The COVID-19 pandemic also created a diagnostic backlog. Millions of people skipped routine screenings during 2020 and 2021, and many of those delayed diagnoses showed up in 2022 and 2023 statistics. This made it look like cancer cases surged in a single year when in reality some of those cases had been developing undetected during lockdowns.

Why All of This Is Happening at Once

The WHO identifies tobacco, alcohol, obesity, and air pollution as the primary drivers of rising global cancer rates. But the early-onset trend specifically points to exposures that have changed dramatically since the 1950s and 1960s: the shift toward ultra-processed diets, rising obesity rates in children and young adults, increasing chemical contamination of food and water, more sedentary lifestyles, and the widespread use of antibiotics that alter the gut microbiome from an early age.

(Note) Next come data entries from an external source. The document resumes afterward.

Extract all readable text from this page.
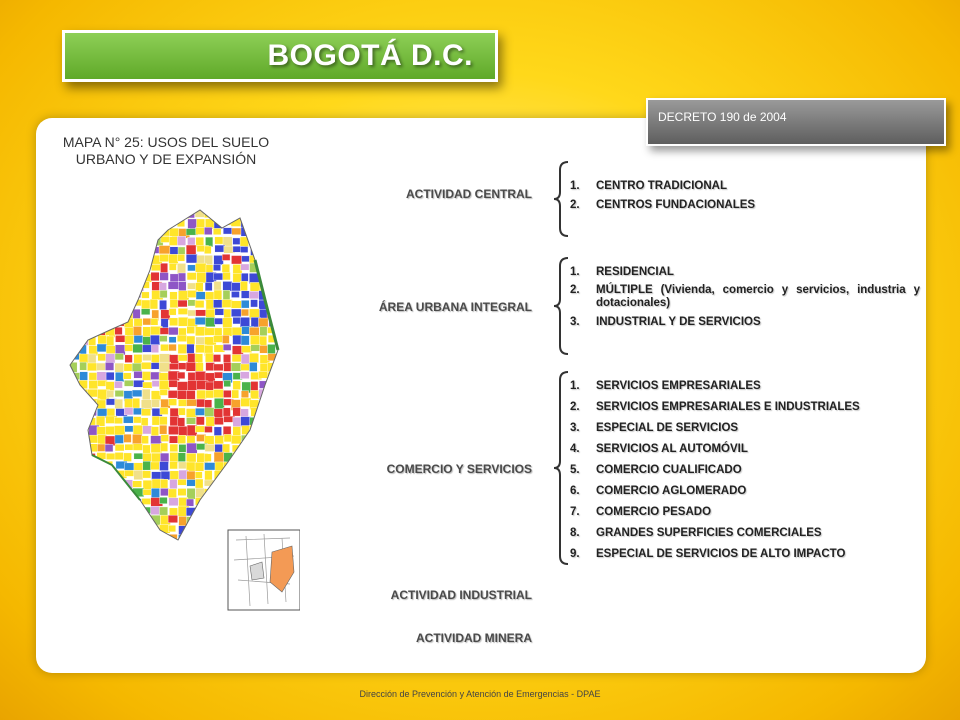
BOGOTÁ D.C.
DECRETO 190 de 2004
MAPA N° 25: USOS DEL SUELO URBANO Y DE EXPANSIÓN
ACTIVIDAD CENTRAL
1. CENTRO TRADICIONAL
2. CENTROS FUNDACIONALES
ÁREA URBANA INTEGRAL
1. RESIDENCIAL
2. MÚLTIPLE (Vivienda, comercio y servicios, industria y dotacionales)
3. INDUSTRIAL Y DE SERVICIOS
COMERCIO Y SERVICIOS
1. SERVICIOS EMPRESARIALES
2. SERVICIOS EMPRESARIALES E INDUSTRIALES
3. ESPECIAL DE SERVICIOS
4. SERVICIOS AL AUTOMÓVIL
5. COMERCIO CUALIFICADO
6. COMERCIO AGLOMERADO
7. COMERCIO PESADO
8. GRANDES SUPERFICIES COMERCIALES
9. ESPECIAL DE SERVICIOS DE ALTO IMPACTO
ACTIVIDAD INDUSTRIAL
ACTIVIDAD MINERA
Dirección de Prevención y Atención de Emergencias - DPAE
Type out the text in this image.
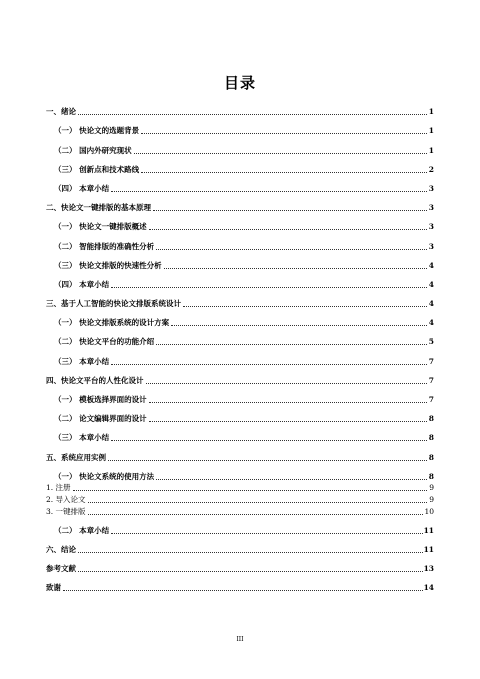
目录
一、绪论	1
（一） 快论文的选题背景	1
（二） 国内外研究现状	1
（三） 创新点和技术路线	2
（四） 本章小结	3
二、快论文一键排版的基本原理	3
（一） 快论文一键排版概述	3
（二） 智能排版的准确性分析	3
（三） 快论文排版的快速性分析	4
（四） 本章小结	4
三、基于人工智能的快论文排版系统设计	4
（一） 快论文排版系统的设计方案	4
（二） 快论文平台的功能介绍	5
（三） 本章小结	7
四、快论文平台的人性化设计	7
（一） 模板选择界面的设计	7
（二） 论文编辑界面的设计	8
（三） 本章小结	8
五、系统应用实例	8
（一） 快论文系统的使用方法	8
1. 注册	9
2. 导入论文	9
3. 一键排版	10
（二） 本章小结	11
六、结论	11
参考文献	13
致谢	14
III
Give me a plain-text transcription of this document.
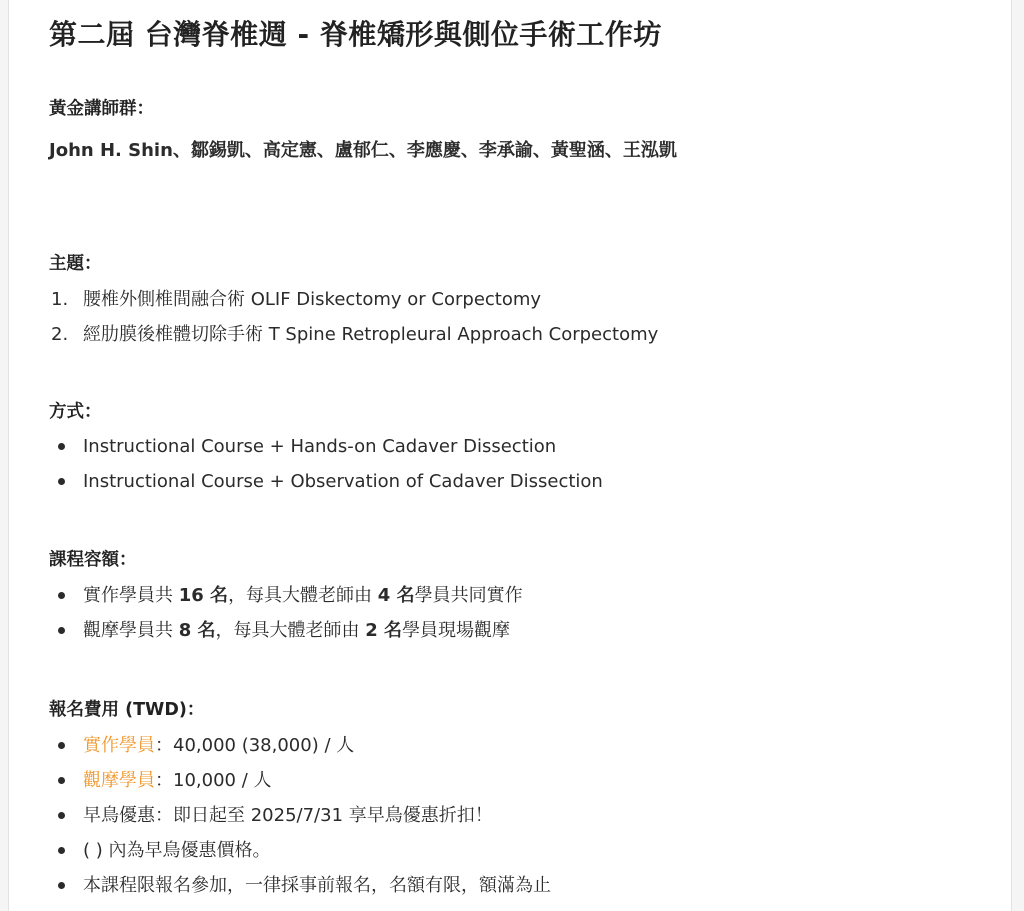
第二屆 台灣脊椎週 - 脊椎矯形與側位手術工作坊

黃金講師群：

John H. Shin、鄒錫凱、高定憲、盧郁仁、李應慶、李承諭、黃聖涵、王泓凱

主題：

1. 腰椎外側椎間融合術 OLIF Diskectomy or Corpectomy
2. 經肋膜後椎體切除手術 T Spine Retropleural Approach Corpectomy

方式：

Instructional Course + Hands-on Cadaver Dissection
Instructional Course + Observation of Cadaver Dissection

課程容額：

實作學員共 16 名，每具大體老師由 4 名學員共同實作
觀摩學員共 8 名，每具大體老師由 2 名學員現場觀摩

報名費用 (TWD)：

實作學員：40,000 (38,000) / 人
觀摩學員：10,000 / 人
早鳥優惠：即日起至 2025/7/31 享早鳥優惠折扣！
( ) 內為早鳥優惠價格。
本課程限報名參加，一律採事前報名，名額有限，額滿為止
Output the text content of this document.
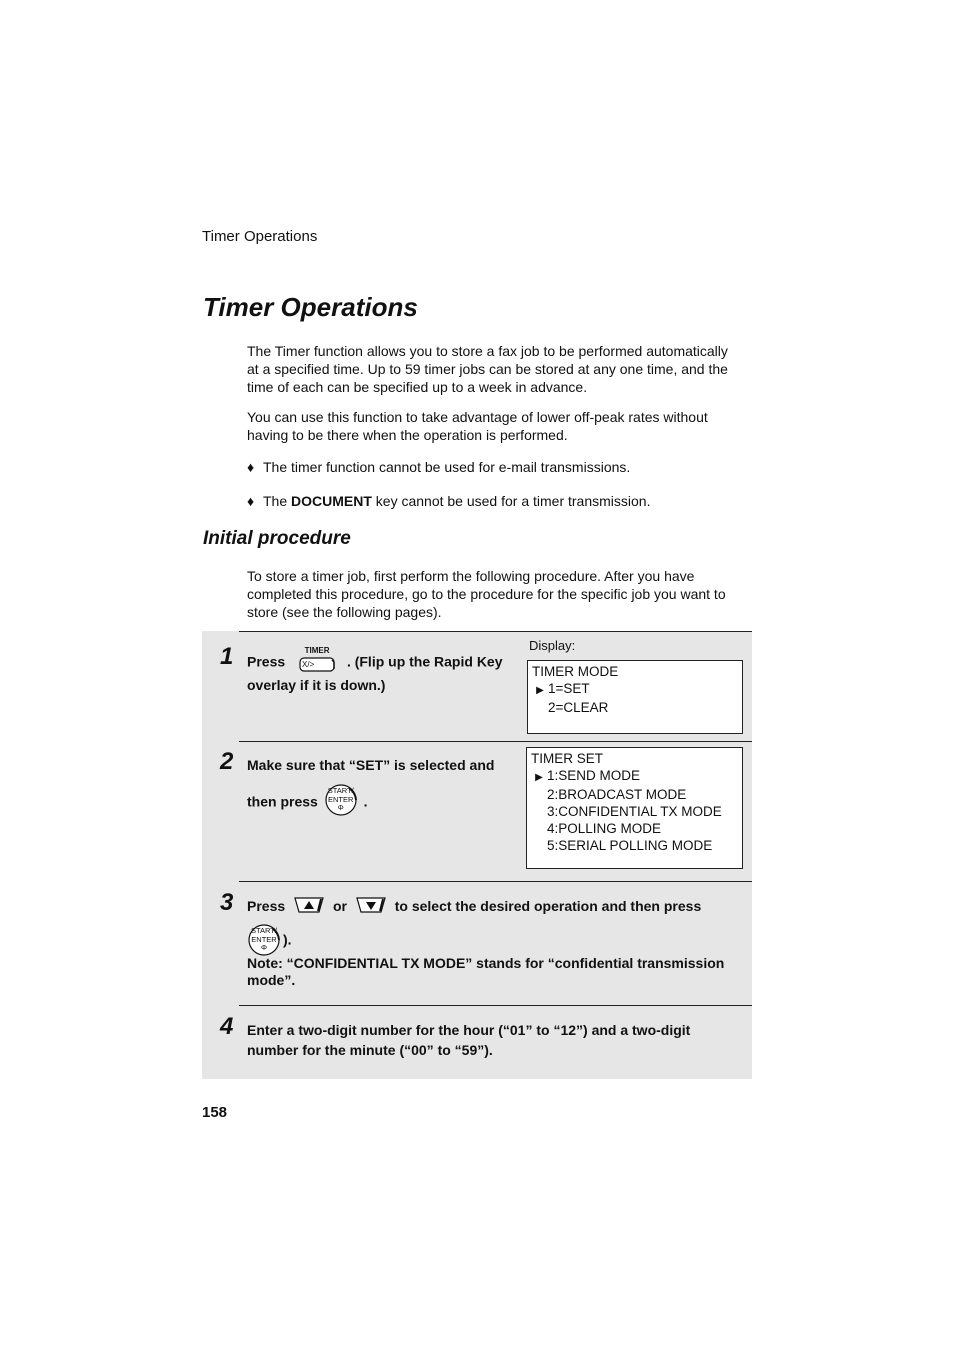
Timer Operations
Timer Operations
The Timer function allows you to store a fax job to be performed automatically
at a specified time. Up to 59 timer jobs can be stored at any one time, and the
time of each can be specified up to a week in advance.
You can use this function to take advantage of lower off-peak rates without
having to be there when the operation is performed.
♦ The timer function cannot be used for e-mail transmissions.
♦ The DOCUMENT key cannot be used for a timer transmission.
Initial procedure
To store a timer job, first perform the following procedure. After you have
completed this procedure, go to the procedure for the specific job you want to
store (see the following pages).
1 Press
TIMER
X/> . (Flip up the Rapid Key
overlay if it is down.)
Display:
TIMER MODE
▶ 1=SET
2=CLEAR
2 Make sure that “SET” is selected and
then press
START/
ENTER
Φ	.
TIMER SET
▶ 1:SEND MODE
2:BROADCAST MODE
3:CONFIDENTIAL TX MODE
4:POLLING MODE
5:SERIAL POLLING MODE
3 Press	or	to select the desired operation and then press
START/
ENTER
Φ	).
Note: “CONFIDENTIAL TX MODE” stands for “confidential transmission
mode”.
4 Enter a two-digit number for the hour (“01” to “12”) and a two-digit
number for the minute (“00” to “59”).
158
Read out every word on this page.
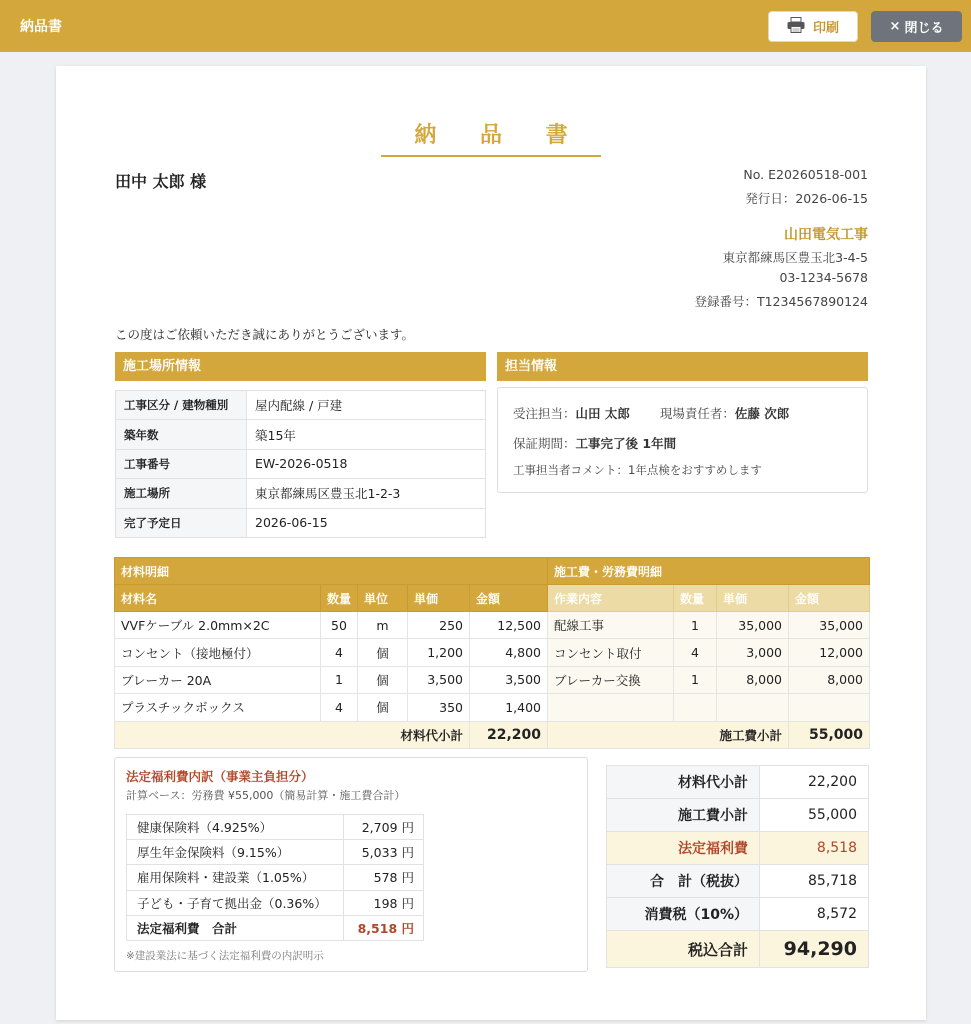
納品書	印刷	× 閉じる
納 品 書
田中 太郎 様	No. E20260518-001
発行日：2026-06-15
山田電気工事
東京都練馬区豊玉北3-4-5
03-1234-5678
登録番号：T1234567890124
この度はご依頼いただき誠にありがとうございます。
施工場所情報
工事区分 / 建物種別	屋内配線 / 戸建
築年数	築15年
工事番号	EW-2026-0518
施工場所	東京都練馬区豊玉北1-2-3
完了予定日	2026-06-15
担当情報
受注担当：山田 太郎 現場責任者：佐藤 次郎
保証期間：工事完了後 1年間
工事担当者コメント：1年点検をおすすめします
材料明細					施工費・労務費明細			
材料名	数量	単位	単価	金額	作業内容	数量	単価	金額
VVFケーブル 2.0mm×2C	50	m	250	12,500	配線工事	1	35,000	35,000
コンセント（接地極付）	4	個	1,200	4,800	コンセント取付	4	3,000	12,000
ブレーカー 20A	1	個	3,500	3,500	ブレーカー交換	1	8,000	8,000
プラスチックボックス	4	個	350	1,400				
材料代小計				22,200	施工費小計			55,000
法定福利費内訳（事業主負担分）
計算ベース：労務費 ¥55,000（簡易計算・施工費合計）
健康保険料（4.925%）	2,709 円
厚生年金保険料（9.15%）	5,033 円
雇用保険料・建設業（1.05%）	578 円
子ども・子育て拠出金（0.36%）	198 円
法定福利費　合計	8,518 円
※建設業法に基づく法定福利費の内訳明示
材料代小計	22,200
施工費小計	55,000
法定福利費	8,518
合　計（税抜）	85,718
消費税（10%）	8,572
税込合計	94,290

People born in later decades appear to carry higher cancer risk than those born earlier, even at the same age. This “birth cohort effect” suggests that something about growing up in the modern environment, likely a combination of many factors rather than one cause, is accelerating the biological clock on cancer development. The cancers rising fastest in young people (colorectal, breast, kidney, pancreatic) are precisely the ones most strongly linked to metabolic health, diet, and hormonal disruption, which reinforces the idea that lifestyle and environmental shifts are the primary culprits.